Heroes and Other Strangers
nytheatre.com review by Michael Mraz
August 13, 2011
Often in life, we arrive in a situation where we're aiming to help someone else and end up instead learning much more about ourselves. Whether or not we achieve our original goal, we acquire something just as valuable. And sometimes the best lessons are the ones we never intended to learn. In Heroes and Other Strangers, Zac Jaffee's new one-man show premiering at this year's New York International Fringe Festival, Lenny, our "hero," sets out on a journey to find two teenage runaways but ends up finding himself.
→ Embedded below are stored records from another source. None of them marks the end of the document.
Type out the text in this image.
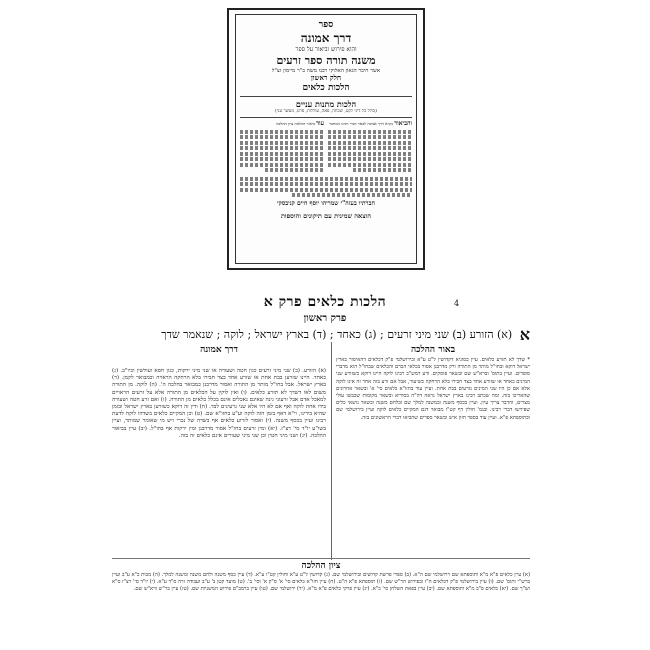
ספר
דרך אמונה
והוא פירוש וביאור על ספר
משנה תורה ספר זרעים
אשר חיבר הגאון האלוקי רבנו משה ב"ר מיימון זצ"ל
חלק ראשון
הלכות כלאים
הלכות מתנות עניים
(כולל כל דיני לקט, שכחה, פאה, עוללות, פרט, מעשר עני)
והביאור נקרא דרך אמונה לבאר דברי רבינו המחבר
עוד ביאור ההלכה ציון ההלכה
חברתיו בעזה"י שמריהו יוסף חיים קניבסקי
הוצאה שמינית עם תיקונים והוספות
4
הלכות כלאים פרק א
פרק ראשון
א (א) הזורע (ב) שני מיני זרעים ; (ג) כאחד ; (ד) בארץ ישראל ; לוקה ; שנאמר שדך
באור ההלכה
דרך אמונה
* שדך לא תזרע כלאים. עיין בסוגיא דקדושין ל"ט ע"א ובירושלמי פ"ק דכלאים דהאיסור בארץ ישראל דוקא ובחו"ל מותר מן התורה ורק מדרבנן אסור בכלאי הכרם והכלאים שבחו"ל הוא מדברי סופרים. ועיין בתוס' וברא"ש שם ובשאר פוסקים. ודע דמש"כ רבינו לוקה היינו דוקא כשזורע שני המינים כאחד או שזורע אחד בצד חבירו בלא הרחקה כשיעור, אבל אם זרע בזה אחר זה אינו לוקה אלא אם כן היו שני המינים נזרעים בבת אחת. ועיין עוד בחזו"א כלאים סי' א' ובשאר אחרונים שהאריכו בזה. ומה שכתב רבינו בארץ ישראל נראה דה"ה בסוריא ובשאר מקומות שכבשו עולי מצרים, והדבר צריך עיון. ועיין בכסף משנה ובמשנה למלך שם ובלחם משנה ובשאר נושאי כלים שפירשו דברי רבינו. ובגמ' חולין דף קט"ו מבואר דגם המקיים כלאים לוקה ועיין בירושלמי שם ובתוספתא פ"א. ועיין עוד בספר חזון איש ובשאר ספרים שהביאו דברי הראשונים בזה.
(א) הזורע. (ב) שני מיני זרעים כגון חטה ושעורה או שני מיני ירקות, כגון חסא ועולשין וכיו"ב. (ג) כאחד. היינו שזרען בבת אחת או שזרע אחד בצד חבירו בלא הרחקה הראויה וכמבואר לקמן. (ד) בארץ ישראל. אבל בחו"ל מותר מן התורה ואסור מדרבנן כמבואר בהלכה ה'. (ה) לוקה. מן התורה משום לאו דשדך לא תזרע כלאים. (ו) ואין לוקין על הכלאים מן התורה אלא על זרעים הראויים למאכל אדם אבל זרעוני גינה שאינם נאכלים אינם בכלל כלאים מן התורה. (ז) ואם זרע חטה ושעורה בידו אחת לוקה ואף אם לא היו אלא שני גרעינים לבד. (ח) ודין זה דוקא כשזרען בארץ ישראל ובזמן שהיא בידינו, וי"א דאף בזמן הזה לוקה וע"ע בחזו"א שם. (ט) וכן המקיים כלאים בשדהו לוקה לדעת רבינו ועיין בכסף משנה. (י) ואסור לזרוע כלאים אף בשדה של נכרי ויש מי שאומר שמותר, ועיין בשו"ע יו"ד סי' רצ"ז. (יא) ומין זרעים בחו"ל אסור מדרבנן ומין ירקות אף בחו"ל. (יב) עיין בביאור ההלכה. (יג) ושני מיני חטין וכן שני מיני שעורים אינם כלאים זה בזה.
ציון ההלכה
(א) עיין כלאים פ"א מ"א ותוספתא שם וירושלמי שם ה"א. (ב) ספרי פרשת קדושים ובירושלמי שם. (ג) קדושין ל"ט ע"א וחולין קט"ו ע"א. (ד) עיין כסף משנה ולחם משנה ומשנה למלך. (ה) מכות כ"א ע"ב ועיין ברש"י ותוס' שם. (ו) עיין בירושלמי פ"ק דכלאים ה"ז ובפירוש הר"ש שם. (ז) תוספתא פ"א ה"ט. (ח) עיין חזו"א כלאים סי' א' ס"ק א' וסי' ב'. (ט) מועד קטן ב' ע"ב ועבודה זרה ס"ד ע"א. (י) יו"ד סי' רצ"ז ס"א וש"ך שם. (יא) כלאים פ"ב מ"א ותוספתא שם. (יב) עיין בפאת השלחן סי' כ"א. (יג) עיין פרקי כלאים פ"א מ"א. (יד) ירושלמי שם. (טו) עיין ברמב"ם פירוש המשניות שם. (טז) עיין בר"ש ורא"ש שם.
Heroes and Other Strangers begins in New York City in 1971 with Lenny, a 21-year-old mousy photographer, who works in a Greenwich Village camera shop, avoided Vietnam, and has led a fairly unassuming life. Then, Susan, the teenage sister of his recently deceased best friend Bobby, goes missing and her father dispatches an unlikely and reluctant Lenny to San Francisco, where he suspects she's run off to, to find her. Lenny arrives in San Francisco as an obvious outsider, among hippies, revolutionaries, and free spirits, Lenny sticks out like a sore thumb, finding himself wondering how he went from a camera shop job to makeshift private detective. Constantly being checked on by Susan's father, a pressured Lenny can't seem to find his way into a San Francisco society entirely made up of people like the ones he's searching for, who only want to protect their own. Lenny inadvertently gets pulled into this society in his quest and finds a world of drugs, sex, and freedom completely alien to his own, as he finds himself at drugged-out parties, seemingly lured into a possible threesome with some revolutionaries, and almost pulled into a plot by a radical group. Fountain, another runaway girl making her home in San Francisco and embracing the lifestyle, whom Lenny comes into "contact" with, makes an astute observation: "You really just want to be a hero, don't you, Lenny? You come all the way out here to be a hero? I guess it's easier to be a hero when nobody knows you, huh?"
Lenny's journey and all of the characters he comes into contact with (and they are colorful characters—it is 1970s San Francisco after all) are brought to life through Zac Jaffee's Lenny. Jaffee delivers Heroes and Other Strangers as a seventy-five minute story to the audience, retelling his experiences. Jaffee has a great ease and presence on stage, he makes Lenny extremely likable and relatable and never loses focus even when he goes off on tangents—holding the audience's attention for every second. The characters he creates are subtle and strong; they are Lenny's "version" of each of these people, which actually makes it more amusing and endearing. Jaffee balances his moments of seriousness, dry wit, and awkwardness perfectly, managing an understated but brilliant performance.
The writing flows beautifully between plot and character asides. Particularly great is Jaffee's using of the setting. It never feels like it needs to be set in this era, but only because he doesn't hit us over the head with it. The sentiment of 1970s San Francisco (and New York for that matter) permeate throughout and gives it heart. It ends up being more powerful because it's subtle (which is the overall power of the piece). The words and imagery are also beautifully cinematic. This may seem odd to say about a one-man piece that has no other set but a folding chair, but the descriptions of Berkeley and vistas of the Golden Gate Bridge played like a movie in my imagination.
Heroes and Other Strangers starts out giving us a story about a man looking for two girls and ends up giving us a story of this man's experience and development. It reminds us how our own lives often twist away from the main road and out to unexpected paths. Zac Jaffee has given us a journey worth taking this year at the FringeNYC.